Reforma pensional: la Corte Constitucional despeja el camino, pero aún quedan asuntos por resolver
Durante más de dos años, la reforma pensional impulsada durante el Gobierno de Gustavo Petro estuvo en medio de un debate que no terminó con su aprobación en el Congreso. Aunque la Ley 2381 de 2024 fue sancionada y publicada en julio de ese año, su entrada en vigencia quedó suspendida mientras la Corte Constitucional revisaba si su trámite legislativo había respetado las reglas previstas por la Constitución.
El principal problema se presentó durante el segundo debate en la Cámara de Representantes. La Corte encontró una insuficiencia deliberativa que afectó principios como la consecutividad y la deliberación democrática. Por esta razón, en 2025 ordenó devolver la reforma a la Cámara para corregir ese defecto y suspendió su entrada en vigencia.
Después de este recorrido, el 25 de agosto de 2026, la Corte Constitucional decidió sobre la mayor parte de la reforma. Con una votación de siete votos a favor y uno en contra, avaló gran parte de la Ley 2381 de 2024. Sin embargo, varios artículos fueron devueltos a la Cámara de Representantes para subsanar problemas relacionados con su trámite legislativo.

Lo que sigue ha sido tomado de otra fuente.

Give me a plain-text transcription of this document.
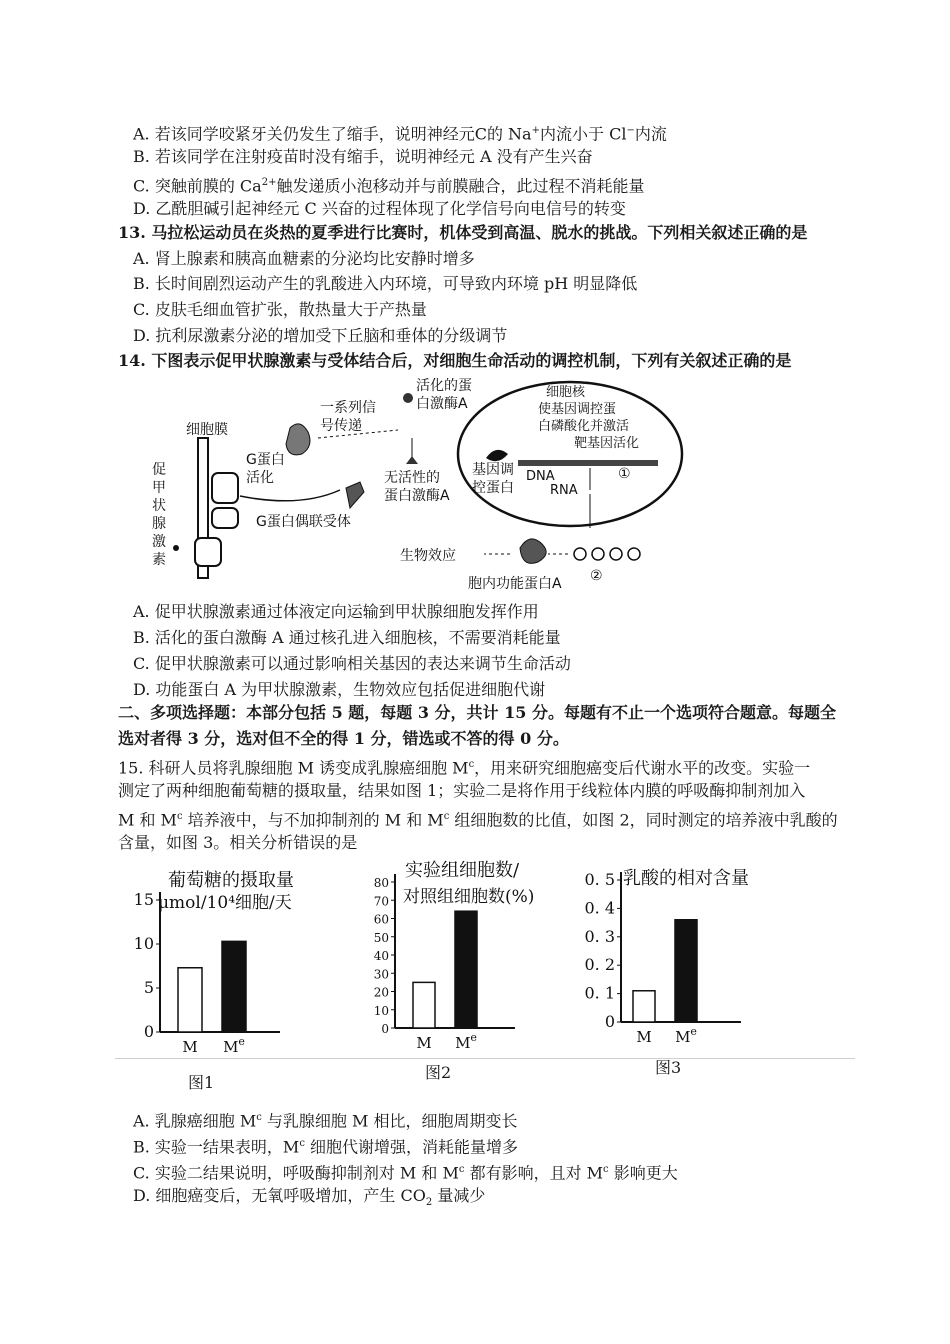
A. 若该同学咬紧牙关仍发生了缩手，说明神经元C的 Na+内流小于 Cl−内流
B. 若该同学在注射疫苗时没有缩手，说明神经元 A 没有产生兴奋
C. 突触前膜的 $Ca^{2+}$触发递质小泡移动并与前膜融合，此过程不消耗能量
D. 乙酰胆碱引起神经元 C 兴奋的过程体现了化学信号向电信号的转变
13. 马拉松运动员在炎热的夏季进行比赛时，机体受到高温、脱水的挑战。下列相关叙述正确的是
A. 肾上腺素和胰高血糖素的分泌均比安静时增多
B. 长时间剧烈运动产生的乳酸进入内环境，可导致内环境 pH 明显降低
C. 皮肤毛细血管扩张，散热量大于产热量
D. 抗利尿激素分泌的增加受下丘脑和垂体的分级调节
14. 下图表示促甲状腺激素与受体结合后，对细胞生命活动的调控机制，下列有关叙述正确的是
细胞膜
促
甲
状
腺
激
素
G蛋白
活化
G蛋白偶联受体
一系列信
号传递
活化的蛋
白激酶A
无活性的
蛋白激酶A
细胞核
使基因调控蛋
白磷酸化并激活
靶基因活化
基因调
控蛋白
DNA
RNA
①
②
生物效应
胞内功能蛋白A
A. 促甲状腺激素通过体液定向运输到甲状腺细胞发挥作用
B. 活化的蛋白激酶 A 通过核孔进入细胞核，不需要消耗能量
C. 促甲状腺激素可以通过影响相关基因的表达来调节生命活动
D. 功能蛋白 A 为甲状腺激素，生物效应包括促进细胞代谢
二、多项选择题：本部分包括 5 题，每题 3 分，共计 15 分。每题有不止一个选项符合题意。每题全
选对者得 3 分，选对但不全的得 1 分，错选或不答的得 0 分。
15. 科研人员将乳腺细胞 M 诱变成乳腺癌细胞 $M^c$，用来研究细胞癌变后代谢水平的改变。实验一
测定了两种细胞葡萄糖的摄取量，结果如图 1；实验二是将作用于线粒体内膜的呼吸酶抑制剂加入
M 和 $M^c$ 培养液中，与不加抑制剂的 M 和 $M^c$ 组细胞数的比值，如图 2，同时测定的培养液中乳酸的
含量，如图 3。相关分析错误的是
0
5
10
15
葡萄糖的摄取量
μmol/10⁴细胞/天
M Me
0
10
20
30
40
50
60
70
80
实验组细胞数/
对照组细胞数(%)
M Me
0
0. 1
0. 2
0. 3
0. 4
0. 5 乳酸的相对含量
M Me
图1
图2	图3
A. 乳腺癌细胞 $M^c$ 与乳腺细胞 M 相比，细胞周期变长
B. 实验一结果表明，$M^c$ 细胞代谢增强，消耗能量增多
C. 实验二结果说明，呼吸酶抑制剂对 M 和 $M^c$ 都有影响，且对 $M^c$ 影响更大
D. 细胞癌变后，无氧呼吸增加，产生 $CO_2$ 量减少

En términos sencillos, la reforma pensional sigue adelante. La Corte mantuvo la estructura principal del nuevo sistema, que pasa a un modelo organizado en cuatro pilares: solidario, semicontributivo, contributivo y de ahorro individual. Uno de los cambios centrales es que las cotizaciones hasta 2,3 salarios mínimos estarán a cargo del componente administrado por Colpensiones, mientras que el ingreso que supere ese límite podrá hacer parte del componente de ahorro individual.
El nuevo modelo también busca ampliar la protección de quienes llegan a la vejez sin cumplir los requisitos para obtener una pensión tradicional, especialmente a través de los pilares solidario y semicontributivo.
Pero la historia todavía no termina. La Corte concedió a la Cámara 30 días hábiles para subsanar los vicios identificados en algunas disposiciones, entre ellas aspectos relacionados con la forma de pago, beneficios para mujeres con hijos y la administración de los recursos pensionales. No se trata de discutir nuevamente toda la reforma, sino de corregir el procedimiento legislativo en los apartes señalados.
La Corte estableció como fecha de entrada en vigencia del nuevo sistema el 1 de abril de 2027, siempre que se complete adecuadamente el trámite de subsanación. Hasta entonces, deberán adelantarse los ajustes necesarios para implementar el nuevo modelo.
Para quienes están próximos a pensionarse, también resulta fundamental tener en cuenta el régimen de transición. La entrada en vigencia de la reforma no significa que todas las personas quedarán sometidas automáticamente a las nuevas reglas. La situación deberá analizarse de acuerdo con factores como la edad, las semanas cotizadas y las condiciones particulares de cada afiliado.